Inzwischen hat sich die Debatte verändert. Die Einführung des Euro hat die Stabilität in Europa – jedenfalls bei den Ländern der Eurozone – gewaltig gestärkt. Die europäische Währung ist derzeit ziemlich hart, was vor allem an den Turbulenzen in der amerikanischen Wirtschaft und dem (sicher nicht ewig anhaltenden) Siechtum des Dollars liegt. Inzwischen machen viele aus der europäischen Linken am Stabilitäts- und Wachstumspakt herum. Die diplomatische Formulierung lautet: Man müsse das Drei-Prozent-Kriterium „flexibel handhaben" und zum Beispiel zwischen „strukturellen" und „konjunkturellen" Defiziten einen Unterschied machen.

Das alles geht in die falsche Richtung. Was wäre denn ein „strukturelles Defizit"? Eine künstliche, nicht zuverlässig berechenbare und finanzpolitisch nicht steuerbare Größe. Wir Deutschen waren mit Nachdruck für den Euro. Wir waren aber auch mit Nachdruck für die Erhaltung der Stabilität. Bei dieser Linie sollten wir bleiben. Die so genannte „Eurogruppe" (die Finanzminister von Euroland, die regelmäßig beieinander hocken) hat sich bewährt. Der deutsche Finanzminister hat sich übrigens in dieser Gruppe eine starke Position erarbeitet. Man muss jetzt nicht an den Mechanismen herumfummeln.

Natürlich wirft die Osterweiterung der Union ernste Probleme auf. Die zehn Staaten, die vermutlich aufgenommen werden sollen, repräsentieren sieben Prozent des Sozialprodukts der bisherigen Mitgliedsstaaten. Das ist nicht so arg viel. Viele sind auch noch nicht so weit, dass sie den Euro einführen könnten. Also werden die Finanzminister von Euroland im Rat der Finanzminister der EU, dem so genannten Ecofin, künftig in der Minderheit sein. Das mag Probleme aufwerfen. Über die beginnt der EU-Konvent gerade zu diskutieren.

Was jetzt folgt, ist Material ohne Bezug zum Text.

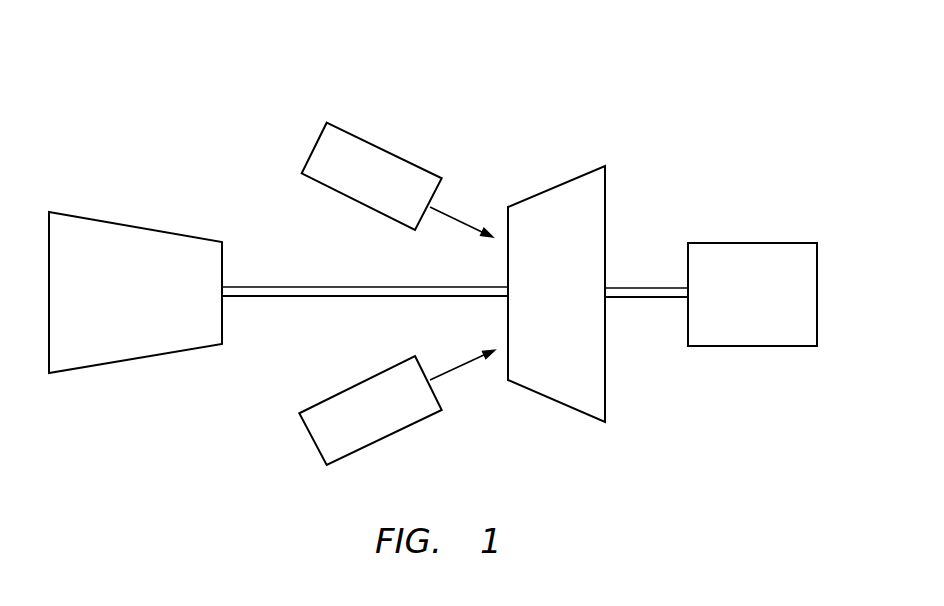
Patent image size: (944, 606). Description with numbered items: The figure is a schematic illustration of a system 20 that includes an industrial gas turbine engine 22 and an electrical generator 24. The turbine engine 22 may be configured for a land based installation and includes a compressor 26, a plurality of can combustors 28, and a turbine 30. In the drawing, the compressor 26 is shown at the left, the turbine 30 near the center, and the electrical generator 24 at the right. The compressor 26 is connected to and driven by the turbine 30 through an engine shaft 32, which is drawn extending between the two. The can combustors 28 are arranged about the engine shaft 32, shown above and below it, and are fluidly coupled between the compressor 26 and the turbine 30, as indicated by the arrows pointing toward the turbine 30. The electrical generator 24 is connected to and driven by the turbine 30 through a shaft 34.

The system 20 is at (130, 73).
The industrial gas turbine engine 22 is at (468, 82).
The electrical generator 24 is at (738, 308).
The compressor 26 is at (110, 303).
The can combustors 28 is at (387, 183).
The turbine 30 is at (540, 311).
The engine shaft 32 is at (308, 298).
The shaft 34 is at (640, 298).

Die Deutschen, immerhin die größten Nettozahler mit der stärksten Ökonomie in der Europäischen Union, verweigern sich dieser Diskussion nicht. Sie waren ja immer für strikte Stabilitätskriterien. Also muss man darüber reden, ob die Europäische Kommission zum Beispiel das Recht erhält, einem Mitgliedsstaat, der in ein übermäßiges Haushaltsdefizit gleitet, im Bedarfsfall eine Frühwarnung zu geben. Die Überwachung der Haushaltsdisziplin sollte funktionieren.

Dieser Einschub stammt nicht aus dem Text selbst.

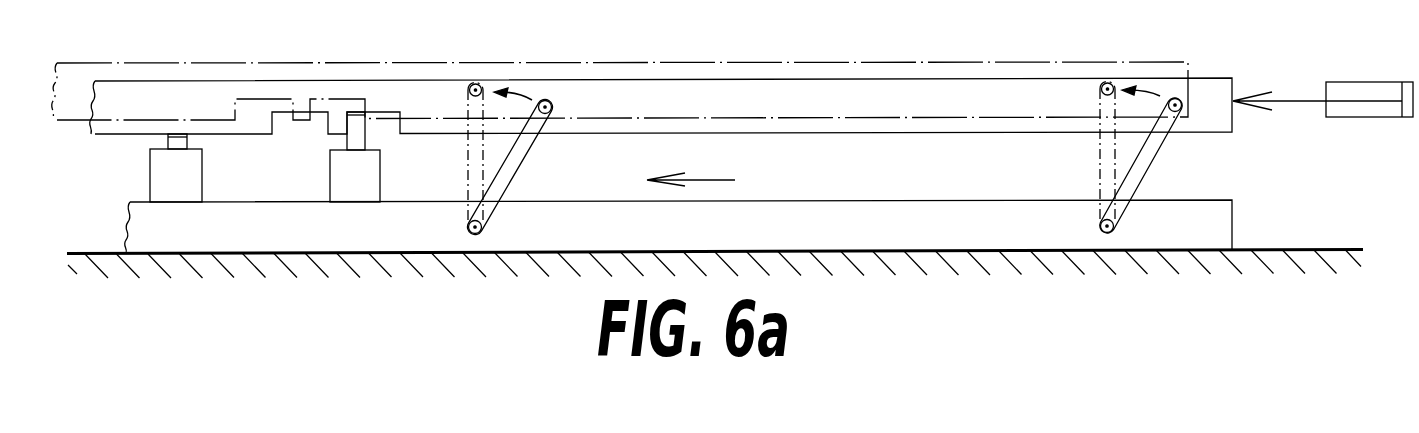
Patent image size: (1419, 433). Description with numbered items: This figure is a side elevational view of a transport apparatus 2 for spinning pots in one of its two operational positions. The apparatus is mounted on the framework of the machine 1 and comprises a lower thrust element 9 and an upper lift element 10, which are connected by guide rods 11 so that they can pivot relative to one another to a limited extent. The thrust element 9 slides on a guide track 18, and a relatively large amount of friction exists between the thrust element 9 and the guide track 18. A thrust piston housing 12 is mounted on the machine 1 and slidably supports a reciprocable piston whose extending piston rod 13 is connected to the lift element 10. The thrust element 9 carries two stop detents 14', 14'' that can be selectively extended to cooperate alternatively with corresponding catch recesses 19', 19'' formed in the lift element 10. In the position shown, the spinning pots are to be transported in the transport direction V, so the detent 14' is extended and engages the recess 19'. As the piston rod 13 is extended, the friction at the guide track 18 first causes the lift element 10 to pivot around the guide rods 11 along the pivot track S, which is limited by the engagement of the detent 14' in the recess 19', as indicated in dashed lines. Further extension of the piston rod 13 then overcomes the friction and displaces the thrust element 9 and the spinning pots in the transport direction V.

The machine 1 is at (252, 318).
The transport apparatus 2 is at (417, 287).
The thrust element 9 is at (876, 213).
The lift element 10 is at (858, 92).
The guide rods 11 is at (512, 175).
The thrust piston housing 12 is at (1352, 100).
The piston rod 13 is at (1293, 100).
The stop detent 14' is at (385, 157).
The stop detent 14'' is at (209, 168).
The guide track 18 is at (99, 251).
The catch recess 19' is at (378, 67).
The catch recess 19'' is at (274, 78).
The pivot direction S is at (523, 97).
The transport direction V is at (707, 177).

Aber man sollte Kinder niemals mit dem Bade ausschütten. Das könnte den Kindern weh tun. Wenn die Kommission vorschlägt, künftig bei der Verabschiedung der Grundzüge der Wirtschaftspolitik ein Vorschlagsrecht zu bekommen, das von den Mitgliedsstaaten nur noch einstimmig ausgehebelt werden könnte, geht das zu weit. Die entsprechende Wirtschaftskompetenz liegt ja nicht in Europa, sie liegt bei den Mitgliedsstaaten. Auch in der EU der Kleinen, die wir demnächst aller Wahrscheinlichkeit nach bekommen werden, müssen die Großen bestimmte Rechte behalten.